Un code de la famille encore mal appliqué? C’est ce que portent à croire les résultats d’une enquête réalisée par une association féminine marocaine, la Ligue Démocratique des Femmes du Maroc (LDDF). Jeudi 9 octobre, à la veille de la célébration de la journée nationale de la femme proclamée le 10 octobre, l’Association tenait une conférence de presse pour sensibiliser sur les obstacles qui subsistent à la mise en application de l’égalité prônée par le code de la famille. Les résultats restent mitigés et la société civile tire toujours la sonnette d’alarme.
«Globalement mitigé»: c’est le constat dressé par Fouzia Assouli, présidente de la LDDF sur quatre années d’application du code de la famille.
A la veille de la journée nationale de la femme célébrée le 10 octobre, l’Association a tenu à attirer l’attention sur les problèmes qui subsistent.
Sur le total des mariages, 10% sont des mariages de mineures. 86% des demandes de mariage adressées aux juges dans ce sens sont acceptées.
La polygamie existe toujours même si elle diminue considérablement.
Le nombre de mariages polygames a en effet diminué de 31,01%. En 2007, 811 mariages polygames ont été autorisés.
Les divorces ont également diminué, ce qui était d’ailleurs prévisible. 27.904 cas de divorce ont été enregistrés. Dix ans auparavant, en 1998, le nombre de divorces atteignait presque le double (50.763).
Le partage des biens reste un problème majeur.

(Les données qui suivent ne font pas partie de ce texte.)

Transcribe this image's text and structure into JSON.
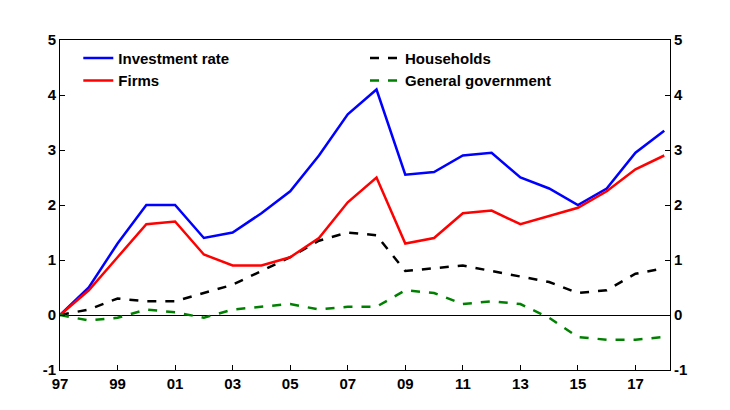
{
  "chart_data": {
    "type": "line",
    "categories": [
      "97",
      null,
      "99",
      null,
      "01",
      null,
      "03",
      null,
      "05",
      null,
      "07",
      null,
      "09",
      null,
      "11",
      null,
      "13",
      null,
      "15",
      null,
      "17",
      null
    ],
    "series": [
      {
        "name": "Investment rate",
        "color": "#0000ff",
        "line_style": "solid",
        "values": [
          0,
          0.5,
          1.3,
          2.0,
          2.0,
          1.4,
          1.5,
          1.85,
          2.25,
          2.9,
          3.65,
          4.1,
          2.55,
          2.6,
          2.9,
          2.95,
          2.5,
          2.3,
          2.0,
          2.3,
          2.95,
          3.35
        ]
      },
      {
        "name": "Households",
        "color": "#000000",
        "line_style": "dash",
        "values": [
          0,
          0.1,
          0.3,
          0.25,
          0.25,
          0.4,
          0.55,
          0.8,
          1.05,
          1.35,
          1.5,
          1.45,
          0.8,
          0.85,
          0.9,
          0.8,
          0.7,
          0.6,
          0.4,
          0.45,
          0.75,
          0.85
        ]
      },
      {
        "name": "Firms",
        "color": "#ff0000",
        "line_style": "solid",
        "values": [
          0,
          0.45,
          1.05,
          1.65,
          1.7,
          1.1,
          0.9,
          0.9,
          1.05,
          1.4,
          2.05,
          2.5,
          1.3,
          1.4,
          1.85,
          1.9,
          1.65,
          1.8,
          1.95,
          2.25,
          2.65,
          2.9
        ]
      },
      {
        "name": "General government",
        "color": "#008000",
        "line_style": "dash",
        "values": [
          0,
          -0.1,
          -0.05,
          0.1,
          0.05,
          -0.05,
          0.1,
          0.15,
          0.2,
          0.1,
          0.15,
          0.15,
          0.45,
          0.4,
          0.2,
          0.25,
          0.2,
          -0.05,
          -0.4,
          -0.45,
          -0.45,
          -0.4
        ]
      }
    ],
    "ylim": [
      -1,
      5
    ],
    "yticks": [
      -1,
      0,
      1,
      2,
      3,
      4,
      5
    ],
    "y2lim": [
      -1,
      5
    ],
    "y2ticks": [
      -1,
      0,
      1,
      2,
      3,
      4,
      5
    ],
    "grid": false,
    "legend": "top"
  }
}
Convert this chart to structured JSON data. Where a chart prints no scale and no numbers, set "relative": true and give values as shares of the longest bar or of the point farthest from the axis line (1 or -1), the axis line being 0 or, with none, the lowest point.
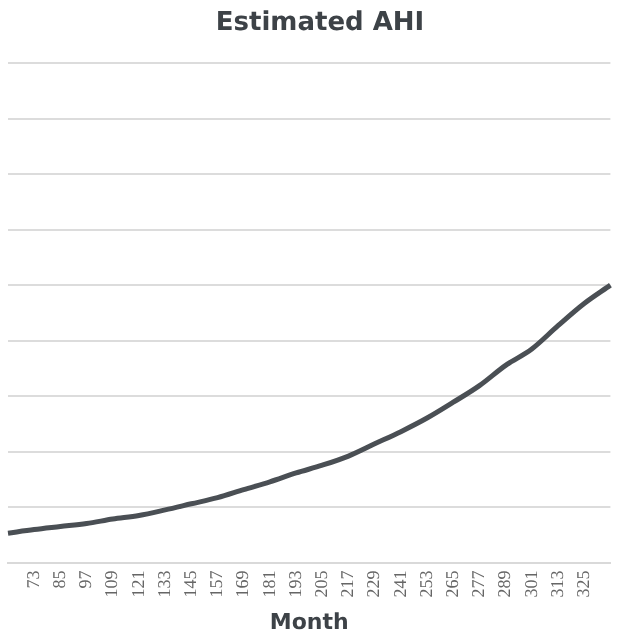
{
  "chart_data": {
    "type": "line",
    "title": "Estimated AHI",
    "xlabel": "Month",
    "relative": true,
    "grid": "y",
    "legend": false,
    "marker": "none",
    "line_style": "solid",
    "categories": [
      null,
      "73",
      "85",
      "97",
      "109",
      "121",
      "133",
      "145",
      "157",
      "169",
      "181",
      "193",
      "205",
      "217",
      "229",
      "241",
      "253",
      "265",
      "277",
      "289",
      "301",
      "313",
      "325",
      null
    ],
    "series": [
      {
        "color": "#4a4f54",
        "values": [
          0.106,
          0.119,
          0.13,
          0.141,
          0.157,
          0.17,
          0.19,
          0.212,
          0.234,
          0.263,
          0.291,
          0.323,
          0.351,
          0.384,
          0.428,
          0.472,
          0.521,
          0.578,
          0.638,
          0.711,
          0.77,
          0.854,
          0.934,
          1
        ]
      }
    ]
  }
}
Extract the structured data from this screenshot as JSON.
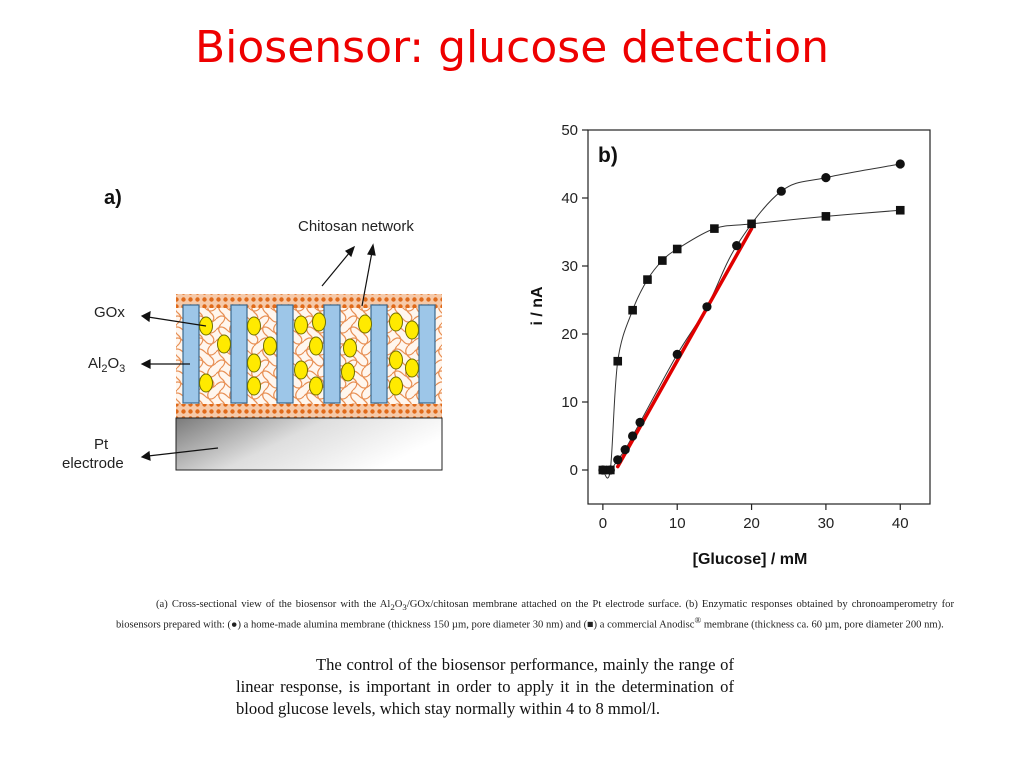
{
  "slide": {
    "title": "Biosensor: glucose detection"
  },
  "diagram": {
    "panel_label": "a)",
    "labels": {
      "chitosan": "Chitosan network",
      "gox": "GOx",
      "al_main": "Al",
      "al_sub1": "2",
      "al_o": "O",
      "al_sub2": "3",
      "pt_line1": "Pt",
      "pt_line2": "electrode"
    }
  },
  "chart_data": {
    "type": "scatter",
    "panel_label": "b)",
    "xlabel": "[Glucose] / mM",
    "ylabel": "i / nA",
    "xlim": [
      -2,
      44
    ],
    "ylim": [
      -5,
      50
    ],
    "xticks": [
      0,
      10,
      20,
      30,
      40
    ],
    "yticks": [
      0,
      10,
      20,
      30,
      40,
      50
    ],
    "series": [
      {
        "marker": "circle",
        "x": [
          0,
          1,
          2,
          3,
          4,
          5,
          10,
          14,
          18,
          24,
          30,
          40
        ],
        "y": [
          0,
          0,
          1.5,
          3,
          5,
          7,
          17,
          24,
          33,
          41,
          43,
          45
        ]
      },
      {
        "marker": "square",
        "x": [
          0,
          1,
          2,
          4,
          6,
          8,
          10,
          15,
          20,
          30,
          40
        ],
        "y": [
          0,
          0,
          16,
          23.5,
          28,
          30.8,
          32.5,
          35.5,
          36.2,
          37.3,
          38.2
        ]
      }
    ],
    "fit_line": {
      "color": "#e00000",
      "x": [
        2,
        20
      ],
      "y": [
        0.5,
        35.5
      ]
    }
  },
  "caption": {
    "p1": "(a) Cross-sectional view of the biosensor with the Al",
    "s1": "2",
    "p2": "O",
    "s2": "3",
    "p3": "/GOx/chitosan membrane attached on the Pt electrode surface. (b) Enzymatic responses obtained by chronoamperometry for biosensors prepared with: (",
    "circle_glyph": "●",
    "p4": ") a home-made alumina membrane (thickness 150 µm, pore diameter 30 nm) and (",
    "square_glyph": "■",
    "p5": ") a commercial Anodisc",
    "reg": "®",
    "p6": " membrane (thickness ca. 60 µm, pore diameter 200 nm)."
  },
  "body_text": "The control of the biosensor performance, mainly the range of linear response, is important in order to apply it in the determination of blood glucose levels, which stay normally within 4 to 8 mmol/l."
}
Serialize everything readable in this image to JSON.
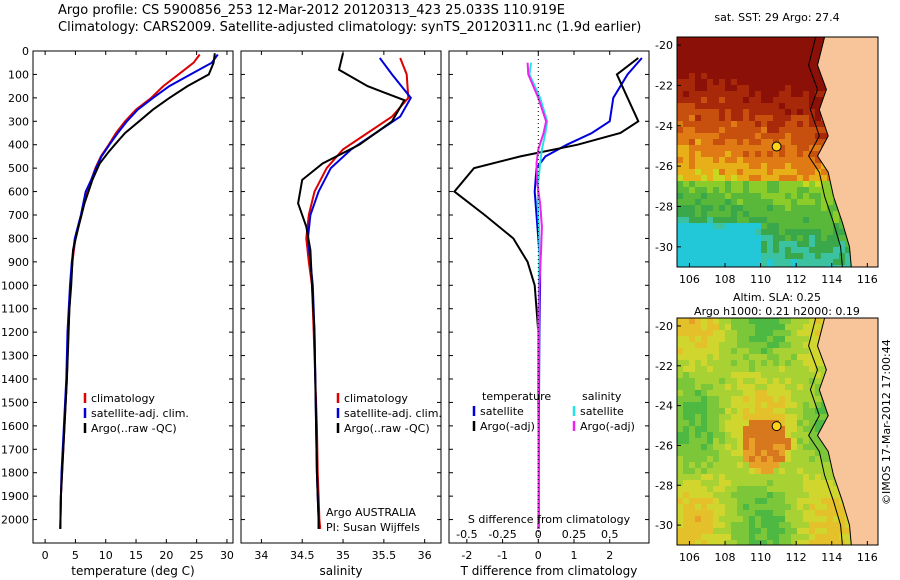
{
  "header": {
    "line1": "Argo profile: CS 5900856_253 12-Mar-2012 20120313_423 25.033S 110.919E",
    "line2": "Climatology: CARS2009. Satellite-adjusted climatology: synTS_20120311.nc (1.9d earlier)"
  },
  "colors": {
    "climatology": "#dd0000",
    "satellite": "#0000dd",
    "argo": "#000000",
    "sal_satellite": "#22e5e5",
    "sal_argo": "#ee22ee",
    "land": "#f8c49a"
  },
  "chart_data": [
    {
      "type": "line",
      "id": "temperature",
      "xlabel": "temperature (deg C)",
      "ylabel": "",
      "xlim": [
        -2,
        31
      ],
      "ylim": [
        2100,
        0
      ],
      "y_inverted": true,
      "xticks": [
        "0",
        "5",
        "10",
        "15",
        "20",
        "25",
        "30"
      ],
      "yticks": [
        "0",
        "100",
        "200",
        "300",
        "400",
        "500",
        "600",
        "700",
        "800",
        "900",
        "1000",
        "1100",
        "1200",
        "1300",
        "1400",
        "1500",
        "1600",
        "1700",
        "1800",
        "1900",
        "2000"
      ],
      "legend": [
        "climatology",
        "satellite-adj. clim.",
        "Argo(..raw -QC)"
      ],
      "series": [
        {
          "name": "climatology",
          "color": "#dd0000",
          "x": [
            25.5,
            24.5,
            22,
            19.5,
            17.5,
            15,
            13.2,
            11.7,
            10.5,
            9.2,
            8.3,
            7.6,
            6.8,
            6.0,
            5.0,
            4.5,
            4.2,
            3.8,
            3.6,
            3.4,
            3.2,
            3.0,
            2.8,
            2.6,
            2.5
          ],
          "y": [
            15,
            50,
            100,
            150,
            200,
            250,
            300,
            350,
            400,
            450,
            500,
            550,
            600,
            700,
            800,
            900,
            1000,
            1200,
            1400,
            1500,
            1600,
            1700,
            1800,
            1900,
            2040
          ]
        },
        {
          "name": "satellite-adj. clim.",
          "color": "#0000dd",
          "x": [
            28.5,
            27.5,
            24,
            20.5,
            17.8,
            15.3,
            13.5,
            12.0,
            10.6,
            9.3,
            8.4,
            7.6,
            6.7,
            5.9,
            4.9,
            4.4,
            4.1,
            3.7,
            3.5,
            3.3,
            3.1,
            2.9,
            2.7,
            2.6,
            2.5
          ],
          "y": [
            15,
            50,
            100,
            150,
            200,
            250,
            300,
            350,
            400,
            450,
            500,
            550,
            600,
            700,
            800,
            900,
            1000,
            1200,
            1400,
            1500,
            1600,
            1700,
            1800,
            1900,
            2040
          ]
        },
        {
          "name": "Argo(..raw -QC)",
          "color": "#000000",
          "x": [
            28.0,
            27.8,
            27,
            23.5,
            20.5,
            17.8,
            15.5,
            13.2,
            11.5,
            10.5,
            9.0,
            7.8,
            6.5,
            5.5,
            4.6,
            4.3,
            4.0,
            3.8,
            3.6,
            3.4,
            3.2,
            3.0,
            2.8,
            2.6,
            2.5
          ],
          "y": [
            10,
            50,
            100,
            150,
            200,
            250,
            300,
            350,
            400,
            430,
            480,
            550,
            650,
            750,
            850,
            1000,
            1100,
            1250,
            1400,
            1500,
            1600,
            1700,
            1800,
            1900,
            2040
          ]
        }
      ]
    },
    {
      "type": "line",
      "id": "salinity",
      "xlabel": "salinity",
      "ylabel": "",
      "xlim": [
        33.75,
        36.2
      ],
      "ylim": [
        2100,
        0
      ],
      "y_inverted": true,
      "xticks": [
        "34",
        "34.5",
        "35",
        "35.5",
        "36"
      ],
      "legend": [
        "climatology",
        "satellite-adj. clim.",
        "Argo(..raw -QC)"
      ],
      "annotations": [
        "Argo AUSTRALIA",
        "PI: Susan Wijffels"
      ],
      "series": [
        {
          "name": "climatology",
          "color": "#dd0000",
          "x": [
            35.7,
            35.78,
            35.8,
            35.6,
            35.3,
            35.0,
            34.8,
            34.65,
            34.58,
            34.55,
            34.58,
            34.62,
            34.64,
            34.66,
            34.68,
            34.69,
            34.7,
            34.71,
            34.72
          ],
          "y": [
            30,
            100,
            200,
            280,
            350,
            420,
            500,
            600,
            700,
            800,
            900,
            1000,
            1200,
            1400,
            1600,
            1800,
            1900,
            2000,
            2040
          ]
        },
        {
          "name": "satellite-adj. clim.",
          "color": "#0000dd",
          "x": [
            35.45,
            35.6,
            35.83,
            35.7,
            35.4,
            35.1,
            34.85,
            34.7,
            34.6,
            34.57,
            34.6,
            34.63,
            34.65,
            34.66,
            34.67,
            34.68,
            34.69,
            34.7,
            34.7
          ],
          "y": [
            30,
            100,
            200,
            280,
            350,
            420,
            500,
            600,
            700,
            800,
            900,
            1000,
            1200,
            1400,
            1600,
            1800,
            1900,
            2000,
            2040
          ]
        },
        {
          "name": "Argo(..raw -QC)",
          "color": "#000000",
          "x": [
            35.0,
            34.95,
            35.3,
            35.75,
            35.6,
            35.2,
            34.75,
            34.5,
            34.45,
            34.55,
            34.6,
            34.62,
            34.65,
            34.66,
            34.67,
            34.68,
            34.69,
            34.7,
            34.7
          ],
          "y": [
            10,
            80,
            150,
            210,
            300,
            400,
            480,
            550,
            650,
            750,
            850,
            1000,
            1200,
            1400,
            1600,
            1800,
            1900,
            2000,
            2040
          ]
        }
      ]
    },
    {
      "type": "line",
      "id": "difference",
      "xlabel": "T difference from climatology",
      "toplabel": "S difference from climatology",
      "xlim": [
        -2.5,
        3.1
      ],
      "ylim": [
        2100,
        0
      ],
      "y_inverted": true,
      "xticks": [
        "-2",
        "-1",
        "0",
        "1",
        "2"
      ],
      "top_ticks": [
        "-0.5",
        "-0.25",
        "0",
        "0.25",
        "0.5"
      ],
      "legend_t_title": "temperature",
      "legend_s_title": "salinity",
      "legend_t": [
        "satellite",
        "Argo(-adj)"
      ],
      "legend_s": [
        "satellite",
        "Argo(-adj)"
      ],
      "series": [
        {
          "name": "temperature satellite",
          "color": "#0000dd",
          "x": [
            2.9,
            2.5,
            2.1,
            2.0,
            1.5,
            0.8,
            0.2,
            -0.05,
            -0.1,
            -0.05,
            0.0,
            0.05,
            0.05,
            0.03,
            0.02,
            0.01,
            0.0
          ],
          "y": [
            30,
            100,
            200,
            300,
            350,
            400,
            450,
            500,
            600,
            700,
            800,
            900,
            1000,
            1200,
            1500,
            1800,
            2040
          ]
        },
        {
          "name": "temperature Argo(-adj)",
          "color": "#000000",
          "x": [
            2.8,
            2.2,
            2.5,
            2.8,
            2.3,
            1.1,
            -0.5,
            -1.8,
            -2.35,
            -1.5,
            -0.7,
            -0.3,
            -0.1,
            0.0,
            0.0,
            0.02,
            0.0
          ],
          "y": [
            30,
            100,
            200,
            300,
            350,
            400,
            450,
            500,
            600,
            700,
            800,
            900,
            1000,
            1200,
            1500,
            1800,
            2040
          ]
        },
        {
          "name": "salinity satellite",
          "color": "#22e5e5",
          "x": [
            -0.2,
            -0.25,
            0.05,
            0.25,
            0.2,
            0.1,
            0.05,
            0.0,
            -0.02,
            0.02,
            0.03,
            0.02,
            0.0,
            0.0,
            0.0,
            0.0
          ],
          "y": [
            50,
            100,
            200,
            300,
            350,
            420,
            480,
            560,
            650,
            750,
            850,
            1000,
            1200,
            1500,
            1800,
            2040
          ]
        },
        {
          "name": "salinity Argo(-adj)",
          "color": "#ee22ee",
          "x": [
            -0.3,
            -0.28,
            0.0,
            0.22,
            0.15,
            0.0,
            -0.05,
            -0.03,
            0.05,
            0.1,
            0.08,
            0.03,
            0.02,
            0.01,
            0.02,
            0.02
          ],
          "y": [
            50,
            100,
            200,
            300,
            350,
            420,
            480,
            560,
            650,
            750,
            850,
            1000,
            1200,
            1500,
            1800,
            2040
          ]
        }
      ]
    },
    {
      "type": "heatmap",
      "id": "sst_map",
      "title": "sat. SST: 29 Argo: 27.4",
      "xlim": [
        105.3,
        116.6
      ],
      "ylim": [
        -31,
        -19.6
      ],
      "xticks": [
        "106",
        "108",
        "110",
        "112",
        "114",
        "116"
      ],
      "yticks": [
        "-20",
        "-22",
        "-24",
        "-26",
        "-28",
        "-30"
      ],
      "marker": {
        "lon": 110.9,
        "lat": -25.03
      }
    },
    {
      "type": "heatmap",
      "id": "sla_map",
      "title": "Altim. SLA: 0.25",
      "subtitle": "Argo h1000: 0.21 h2000: 0.19",
      "xlim": [
        105.3,
        116.6
      ],
      "ylim": [
        -31,
        -19.6
      ],
      "xticks": [
        "106",
        "108",
        "110",
        "112",
        "114",
        "116"
      ],
      "yticks": [
        "-20",
        "-22",
        "-24",
        "-26",
        "-28",
        "-30"
      ],
      "marker": {
        "lon": 110.9,
        "lat": -25.03
      },
      "side_label": "©IMOS 17-Mar-2012 17:00:44"
    }
  ]
}
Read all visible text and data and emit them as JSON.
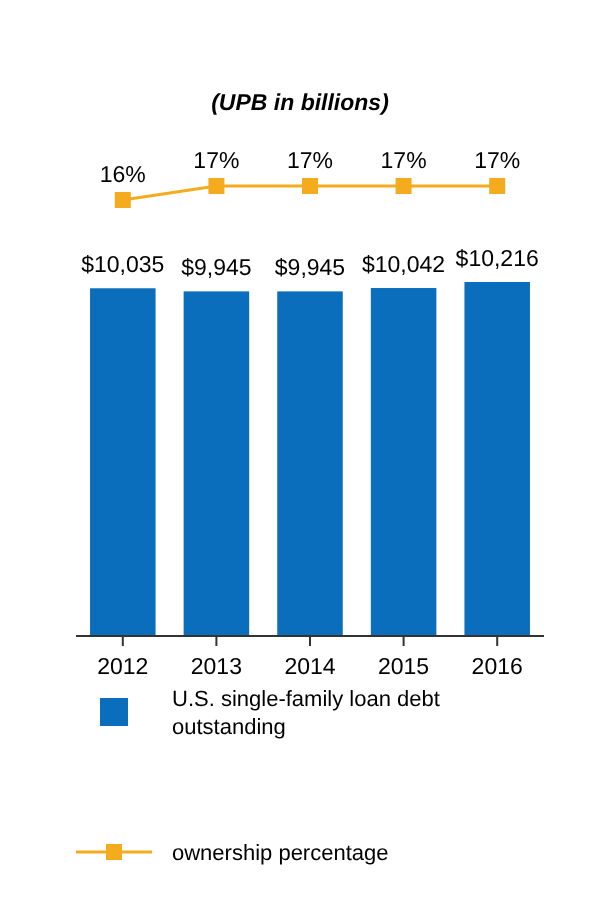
{
  "chart_data": [
    {
      "type": "line",
      "title": "(UPB in billions)",
      "categories": [
        null,
        null,
        null,
        null,
        null
      ],
      "series": [
        {
          "name": "ownership percentage",
          "color": "#f5ab1e",
          "values": [
            16,
            17,
            17,
            17,
            17
          ],
          "value_labels": [
            "16%",
            "17%",
            "17%",
            "17%",
            "17%"
          ]
        }
      ],
      "tick_labels": false,
      "marker": "square",
      "legend": "bottom"
    },
    {
      "type": "bar",
      "categories": [
        "2012",
        "2013",
        "2014",
        "2015",
        "2016"
      ],
      "series": [
        {
          "name": "U.S. single-family loan debt outstanding",
          "color": "#0a6ebd",
          "values": [
            10035,
            9945,
            9945,
            10042,
            10216
          ],
          "value_labels": [
            "$10,035",
            "$9,945",
            "$9,945",
            "$10,042",
            "$10,216"
          ]
        }
      ],
      "legend": "bottom"
    }
  ]
}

Très rares sont les couples qui stipulent les conditions de partage des biens en cas de divorce au moment de leur union.
L’héritage reste aussi une des grandes inégalités au sein de la société. Les membres de l’Association comptent entreprendre une action de sensibilisation afin que les femmes aient davantage de droits dans ce domaine. «L’héritage ne figure pas parmi les piliers de l’islam», affirme Fouzia Assouli. «De toutes façons, les lois en vigueur ne riment plus avec le vécu de nombreuses familles qui n’hésitent pas à contourner la loi pour que leurs filles ne soient pas lésées dans le partage des biens après la mort des parents», ajoute-t-elle. La question reste pour l’heure épineuse car le facteur religieux entre considérablement en ligne de compte.
La sensibilisation des femmes est une des principales recommandations car jusqu’à présent très nombreuses sont celles qui ignorent encore leurs droits.